Duke University, Durham, USA.
Department of Emergency Medicine, Massachusetts General Hospital, Boston, USA.
Sci Rep. 2024 Jan 29;14(1):2419. doi: 10.1038/s41598-024-52233-x.
Scientific research is driven by allocation of funding to different research projects based in part on the predicted scientific impact of the work. Data-driven algorithms can inform decision-making of scarce funding resources by identifying likely high-impact studies using bibliometrics. Compared to standardized citation-based metrics alone, we utilize a machine learning pipeline that analyzes high-dimensional relationships among a range of bibliometric features to improve the accuracy of predicting high-impact research. Random forest classification models were trained using 28 bibliometric features calculated from a dataset of 1,485,958 publications in medicine to retrospectively predict whether a publication would become high-impact. For each random forest model, the balanced accuracy score was above 0.95 and the area under the receiver operating characteristic curve was above 0.99. The high performance of high impact research prediction using our proposed models show that machine learning technologies are promising algorithms that can support funding decision-making for medical research.

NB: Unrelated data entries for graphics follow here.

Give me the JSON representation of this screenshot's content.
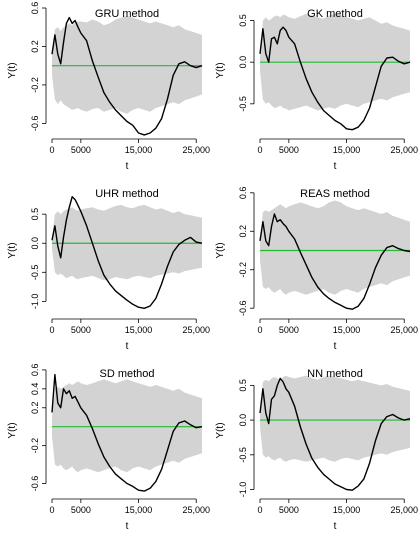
{
  "chart_data": [
    {
      "type": "line",
      "title": "GRU method",
      "xlabel": "t",
      "ylabel": "Y(t)",
      "xlim": [
        0,
        26000
      ],
      "ylim": [
        -0.7,
        0.6
      ],
      "xticks": [
        0,
        5000,
        15000,
        25000
      ],
      "xtick_labels": [
        "0",
        "5000",
        "15,000",
        "25,000"
      ],
      "yticks": [
        0.6,
        0.2,
        -0.2,
        -0.6
      ],
      "ytick_labels": [
        "0.6",
        "0.2",
        "-0.2",
        "-0.6"
      ],
      "reference_line": 0,
      "colors": {
        "band": "#d3d3d3",
        "line": "#000000",
        "reference": "#22bb33"
      },
      "series": [
        {
          "x": [
            0,
            500,
            1000,
            1500,
            2000,
            2500,
            3000,
            3500,
            4000,
            4500,
            5000,
            6000,
            7000,
            8000,
            9000,
            10000,
            11000,
            12000,
            13000,
            14000,
            15000,
            16000,
            17000,
            18000,
            19000,
            20000,
            21000,
            22000,
            23000,
            24000,
            25000,
            26000
          ],
          "y": [
            0.12,
            0.32,
            0.12,
            0.02,
            0.24,
            0.44,
            0.5,
            0.44,
            0.47,
            0.4,
            0.34,
            0.26,
            0.05,
            -0.12,
            -0.28,
            -0.38,
            -0.46,
            -0.52,
            -0.58,
            -0.62,
            -0.7,
            -0.72,
            -0.7,
            -0.65,
            -0.55,
            -0.35,
            -0.1,
            0.02,
            0.04,
            0.0,
            -0.02,
            0.0
          ]
        }
      ],
      "band": {
        "upper": [
          0.1,
          0.38,
          0.4,
          0.36,
          0.4,
          0.42,
          0.44,
          0.42,
          0.45,
          0.46,
          0.46,
          0.45,
          0.48,
          0.46,
          0.42,
          0.44,
          0.48,
          0.5,
          0.52,
          0.5,
          0.48,
          0.46,
          0.44,
          0.46,
          0.44,
          0.42,
          0.4,
          0.42,
          0.38,
          0.36,
          0.34,
          0.32
        ],
        "lower": [
          -0.1,
          -0.35,
          -0.4,
          -0.36,
          -0.4,
          -0.42,
          -0.44,
          -0.46,
          -0.45,
          -0.44,
          -0.46,
          -0.48,
          -0.45,
          -0.44,
          -0.48,
          -0.46,
          -0.44,
          -0.48,
          -0.5,
          -0.46,
          -0.44,
          -0.46,
          -0.48,
          -0.44,
          -0.42,
          -0.4,
          -0.38,
          -0.4,
          -0.36,
          -0.34,
          -0.32,
          -0.3
        ]
      }
    },
    {
      "type": "line",
      "title": "GK method",
      "xlabel": "t",
      "ylabel": "Y(t)",
      "xlim": [
        0,
        26000
      ],
      "ylim": [
        -0.85,
        0.65
      ],
      "xticks": [
        0,
        5000,
        15000,
        25000
      ],
      "xtick_labels": [
        "0",
        "5000",
        "15,000",
        "25,000"
      ],
      "yticks": [
        0.5,
        0.0,
        -0.5
      ],
      "ytick_labels": [
        "0.5",
        "0.0",
        "-0.5"
      ],
      "reference_line": 0,
      "colors": {
        "band": "#d3d3d3",
        "line": "#000000",
        "reference": "#22bb33"
      },
      "series": [
        {
          "x": [
            0,
            500,
            1000,
            1500,
            2000,
            2500,
            3000,
            3500,
            4000,
            4500,
            5000,
            6000,
            7000,
            8000,
            9000,
            10000,
            11000,
            12000,
            13000,
            14000,
            15000,
            16000,
            17000,
            18000,
            19000,
            20000,
            21000,
            22000,
            23000,
            24000,
            25000,
            26000
          ],
          "y": [
            0.1,
            0.4,
            0.1,
            0.0,
            0.28,
            0.3,
            0.22,
            0.38,
            0.42,
            0.38,
            0.3,
            0.22,
            0.0,
            -0.2,
            -0.36,
            -0.48,
            -0.58,
            -0.64,
            -0.7,
            -0.74,
            -0.8,
            -0.81,
            -0.78,
            -0.7,
            -0.55,
            -0.3,
            -0.05,
            0.05,
            0.06,
            0.01,
            -0.02,
            0.0
          ]
        }
      ],
      "band": {
        "upper": [
          0.1,
          0.5,
          0.54,
          0.5,
          0.52,
          0.55,
          0.56,
          0.54,
          0.57,
          0.56,
          0.54,
          0.52,
          0.55,
          0.58,
          0.56,
          0.54,
          0.52,
          0.56,
          0.58,
          0.56,
          0.54,
          0.52,
          0.5,
          0.52,
          0.54,
          0.5,
          0.46,
          0.48,
          0.44,
          0.42,
          0.4,
          0.38
        ],
        "lower": [
          -0.1,
          -0.45,
          -0.5,
          -0.48,
          -0.52,
          -0.55,
          -0.54,
          -0.52,
          -0.55,
          -0.56,
          -0.58,
          -0.56,
          -0.54,
          -0.52,
          -0.55,
          -0.58,
          -0.56,
          -0.54,
          -0.56,
          -0.52,
          -0.5,
          -0.52,
          -0.54,
          -0.5,
          -0.48,
          -0.46,
          -0.44,
          -0.46,
          -0.42,
          -0.4,
          -0.38,
          -0.36
        ]
      }
    },
    {
      "type": "line",
      "title": "UHR method",
      "xlabel": "t",
      "ylabel": "Y(t)",
      "xlim": [
        0,
        26000
      ],
      "ylim": [
        -1.2,
        0.95
      ],
      "xticks": [
        0,
        5000,
        15000,
        25000
      ],
      "xtick_labels": [
        "0",
        "5000",
        "15,000",
        "25,000"
      ],
      "yticks": [
        0.5,
        0.0,
        -0.5,
        -1.0
      ],
      "ytick_labels": [
        "0.5",
        "0.0",
        "-0.5",
        "-1.0"
      ],
      "reference_line": 0,
      "colors": {
        "band": "#d3d3d3",
        "line": "#000000",
        "reference": "#22bb33"
      },
      "series": [
        {
          "x": [
            0,
            500,
            1000,
            1500,
            2000,
            2500,
            3000,
            3500,
            4000,
            4500,
            5000,
            6000,
            7000,
            8000,
            9000,
            10000,
            11000,
            12000,
            13000,
            14000,
            15000,
            16000,
            17000,
            18000,
            19000,
            20000,
            21000,
            22000,
            23000,
            24000,
            25000,
            26000
          ],
          "y": [
            0.05,
            0.3,
            -0.05,
            -0.25,
            0.1,
            0.4,
            0.62,
            0.8,
            0.75,
            0.65,
            0.55,
            0.3,
            0.0,
            -0.3,
            -0.55,
            -0.7,
            -0.82,
            -0.9,
            -0.98,
            -1.05,
            -1.1,
            -1.12,
            -1.08,
            -0.95,
            -0.7,
            -0.4,
            -0.15,
            -0.02,
            0.05,
            0.1,
            0.02,
            0.0
          ]
        }
      ],
      "band": {
        "upper": [
          0.1,
          0.5,
          0.55,
          0.5,
          0.55,
          0.58,
          0.6,
          0.62,
          0.58,
          0.56,
          0.58,
          0.6,
          0.62,
          0.58,
          0.56,
          0.6,
          0.64,
          0.66,
          0.62,
          0.6,
          0.64,
          0.66,
          0.62,
          0.58,
          0.6,
          0.56,
          0.52,
          0.55,
          0.5,
          0.48,
          0.46,
          0.44
        ],
        "lower": [
          -0.1,
          -0.5,
          -0.55,
          -0.52,
          -0.56,
          -0.6,
          -0.58,
          -0.56,
          -0.6,
          -0.62,
          -0.6,
          -0.58,
          -0.56,
          -0.6,
          -0.64,
          -0.62,
          -0.58,
          -0.6,
          -0.62,
          -0.58,
          -0.56,
          -0.58,
          -0.6,
          -0.56,
          -0.54,
          -0.52,
          -0.5,
          -0.52,
          -0.48,
          -0.46,
          -0.44,
          -0.42
        ]
      }
    },
    {
      "type": "line",
      "title": "REAS method",
      "xlabel": "t",
      "ylabel": "Y(t)",
      "xlim": [
        0,
        26000
      ],
      "ylim": [
        -0.65,
        0.65
      ],
      "xticks": [
        0,
        5000,
        15000,
        25000
      ],
      "xtick_labels": [
        "0",
        "5000",
        "15,000",
        "25,000"
      ],
      "yticks": [
        0.6,
        0.2,
        -0.2,
        -0.6
      ],
      "ytick_labels": [
        "0.6",
        "0.2",
        "-0.2",
        "-0.6"
      ],
      "reference_line": 0,
      "colors": {
        "band": "#d3d3d3",
        "line": "#000000",
        "reference": "#22bb33"
      },
      "series": [
        {
          "x": [
            0,
            500,
            1000,
            1500,
            2000,
            2500,
            3000,
            3500,
            4000,
            4500,
            5000,
            6000,
            7000,
            8000,
            9000,
            10000,
            11000,
            12000,
            13000,
            14000,
            15000,
            16000,
            17000,
            18000,
            19000,
            20000,
            21000,
            22000,
            23000,
            24000,
            25000,
            26000
          ],
          "y": [
            0.1,
            0.3,
            0.1,
            0.05,
            0.25,
            0.38,
            0.3,
            0.32,
            0.28,
            0.25,
            0.2,
            0.12,
            -0.02,
            -0.15,
            -0.28,
            -0.38,
            -0.45,
            -0.5,
            -0.54,
            -0.57,
            -0.6,
            -0.61,
            -0.58,
            -0.5,
            -0.35,
            -0.18,
            -0.05,
            0.03,
            0.05,
            0.02,
            0.0,
            -0.01
          ]
        }
      ],
      "band": {
        "upper": [
          0.1,
          0.4,
          0.42,
          0.4,
          0.42,
          0.44,
          0.46,
          0.48,
          0.46,
          0.44,
          0.46,
          0.48,
          0.5,
          0.48,
          0.46,
          0.44,
          0.46,
          0.5,
          0.52,
          0.5,
          0.46,
          0.44,
          0.42,
          0.44,
          0.42,
          0.4,
          0.38,
          0.4,
          0.36,
          0.34,
          0.32,
          0.3
        ],
        "lower": [
          -0.1,
          -0.38,
          -0.4,
          -0.38,
          -0.42,
          -0.44,
          -0.42,
          -0.4,
          -0.44,
          -0.46,
          -0.44,
          -0.42,
          -0.44,
          -0.46,
          -0.44,
          -0.42,
          -0.4,
          -0.44,
          -0.46,
          -0.42,
          -0.4,
          -0.42,
          -0.44,
          -0.4,
          -0.38,
          -0.36,
          -0.34,
          -0.36,
          -0.32,
          -0.3,
          -0.28,
          -0.26
        ]
      }
    },
    {
      "type": "line",
      "title": "SD method",
      "xlabel": "t",
      "ylabel": "Y(t)",
      "xlim": [
        0,
        26000
      ],
      "ylim": [
        -0.7,
        0.62
      ],
      "xticks": [
        0,
        5000,
        15000,
        25000
      ],
      "xtick_labels": [
        "0",
        "5000",
        "15,000",
        "25,000"
      ],
      "yticks": [
        0.6,
        0.4,
        0.2,
        -0.2,
        -0.6
      ],
      "ytick_labels": [
        "0.6",
        "0.4",
        "0.2",
        "-0.2",
        "-0.6"
      ],
      "reference_line": 0,
      "colors": {
        "band": "#d3d3d3",
        "line": "#000000",
        "reference": "#22bb33"
      },
      "series": [
        {
          "x": [
            0,
            500,
            1000,
            1500,
            2000,
            2500,
            3000,
            3500,
            4000,
            4500,
            5000,
            6000,
            7000,
            8000,
            9000,
            10000,
            11000,
            12000,
            13000,
            14000,
            15000,
            16000,
            17000,
            18000,
            19000,
            20000,
            21000,
            22000,
            23000,
            24000,
            25000,
            26000
          ],
          "y": [
            0.15,
            0.55,
            0.25,
            0.2,
            0.4,
            0.35,
            0.38,
            0.3,
            0.32,
            0.26,
            0.2,
            0.12,
            -0.02,
            -0.18,
            -0.32,
            -0.42,
            -0.5,
            -0.55,
            -0.6,
            -0.63,
            -0.67,
            -0.68,
            -0.65,
            -0.58,
            -0.45,
            -0.25,
            -0.05,
            0.04,
            0.06,
            0.02,
            -0.01,
            0.0
          ]
        }
      ],
      "band": {
        "upper": [
          0.1,
          0.4,
          0.42,
          0.4,
          0.42,
          0.44,
          0.46,
          0.44,
          0.46,
          0.48,
          0.46,
          0.44,
          0.46,
          0.48,
          0.5,
          0.48,
          0.46,
          0.48,
          0.5,
          0.48,
          0.46,
          0.44,
          0.42,
          0.44,
          0.42,
          0.4,
          0.38,
          0.4,
          0.36,
          0.34,
          0.32,
          0.3
        ],
        "lower": [
          -0.1,
          -0.4,
          -0.42,
          -0.4,
          -0.44,
          -0.46,
          -0.44,
          -0.42,
          -0.46,
          -0.48,
          -0.46,
          -0.44,
          -0.46,
          -0.48,
          -0.46,
          -0.44,
          -0.42,
          -0.46,
          -0.48,
          -0.44,
          -0.42,
          -0.44,
          -0.46,
          -0.42,
          -0.4,
          -0.38,
          -0.36,
          -0.38,
          -0.34,
          -0.32,
          -0.3,
          -0.28
        ]
      }
    },
    {
      "type": "line",
      "title": "NN method",
      "xlabel": "t",
      "ylabel": "Y(t)",
      "xlim": [
        0,
        26000
      ],
      "ylim": [
        -1.05,
        0.75
      ],
      "xticks": [
        0,
        5000,
        15000,
        25000
      ],
      "xtick_labels": [
        "0",
        "5000",
        "15,000",
        "25,000"
      ],
      "yticks": [
        0.5,
        0.0,
        -0.5,
        -1.0
      ],
      "ytick_labels": [
        "0.5",
        "0.0",
        "-0.5",
        "-1.0"
      ],
      "reference_line": 0,
      "colors": {
        "band": "#d3d3d3",
        "line": "#000000",
        "reference": "#22bb33"
      },
      "series": [
        {
          "x": [
            0,
            500,
            1000,
            1500,
            2000,
            2500,
            3000,
            3500,
            4000,
            4500,
            5000,
            6000,
            7000,
            8000,
            9000,
            10000,
            11000,
            12000,
            13000,
            14000,
            15000,
            16000,
            17000,
            18000,
            19000,
            20000,
            21000,
            22000,
            23000,
            24000,
            25000,
            26000
          ],
          "y": [
            0.1,
            0.45,
            0.1,
            -0.05,
            0.3,
            0.35,
            0.5,
            0.6,
            0.55,
            0.45,
            0.4,
            0.2,
            -0.1,
            -0.35,
            -0.55,
            -0.68,
            -0.78,
            -0.85,
            -0.92,
            -0.96,
            -1.0,
            -1.01,
            -0.95,
            -0.85,
            -0.62,
            -0.3,
            -0.05,
            0.05,
            0.08,
            0.03,
            0.0,
            0.02
          ]
        }
      ],
      "band": {
        "upper": [
          0.1,
          0.55,
          0.58,
          0.56,
          0.6,
          0.62,
          0.6,
          0.58,
          0.62,
          0.64,
          0.62,
          0.6,
          0.62,
          0.64,
          0.6,
          0.58,
          0.62,
          0.64,
          0.62,
          0.6,
          0.58,
          0.56,
          0.58,
          0.56,
          0.54,
          0.52,
          0.5,
          0.52,
          0.48,
          0.46,
          0.44,
          0.42
        ],
        "lower": [
          -0.1,
          -0.5,
          -0.54,
          -0.52,
          -0.56,
          -0.58,
          -0.56,
          -0.54,
          -0.58,
          -0.6,
          -0.58,
          -0.56,
          -0.58,
          -0.6,
          -0.58,
          -0.56,
          -0.54,
          -0.58,
          -0.6,
          -0.56,
          -0.54,
          -0.56,
          -0.58,
          -0.54,
          -0.52,
          -0.5,
          -0.48,
          -0.5,
          -0.46,
          -0.44,
          -0.42,
          -0.4
        ]
      }
    }
  ]
}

科学研究是通过将资金分配给不同的研究项目来推动的,部分依据是工作的预期科学影响。数据驱动的算法可以通过使用文献计量学识别可能具有高影响力的研究,为稀缺资金资源的决策提供信息。与仅基于标准化引文计量指标相比,我们利用机器学习管道来分析一系列文献计量特征之间的高维关系,以提高预测高影响力研究的准确性。使用从医学领域 1,485,958 篇出版物的数据集中计算的 28 个文献计量特征,对随机森林分类模型进行了训练,以回顾性地预测一项出版物是否具有高影响力。对于每个随机森林模型,平衡准确性得分均高于 0.95,接收者操作特征曲线下的面积均高于 0.99。我们提出的模型对高影响力研究预测的出色表现表明,机器学习技术是一种很有前途的算法,可以为医学研究的资金决策提供支持。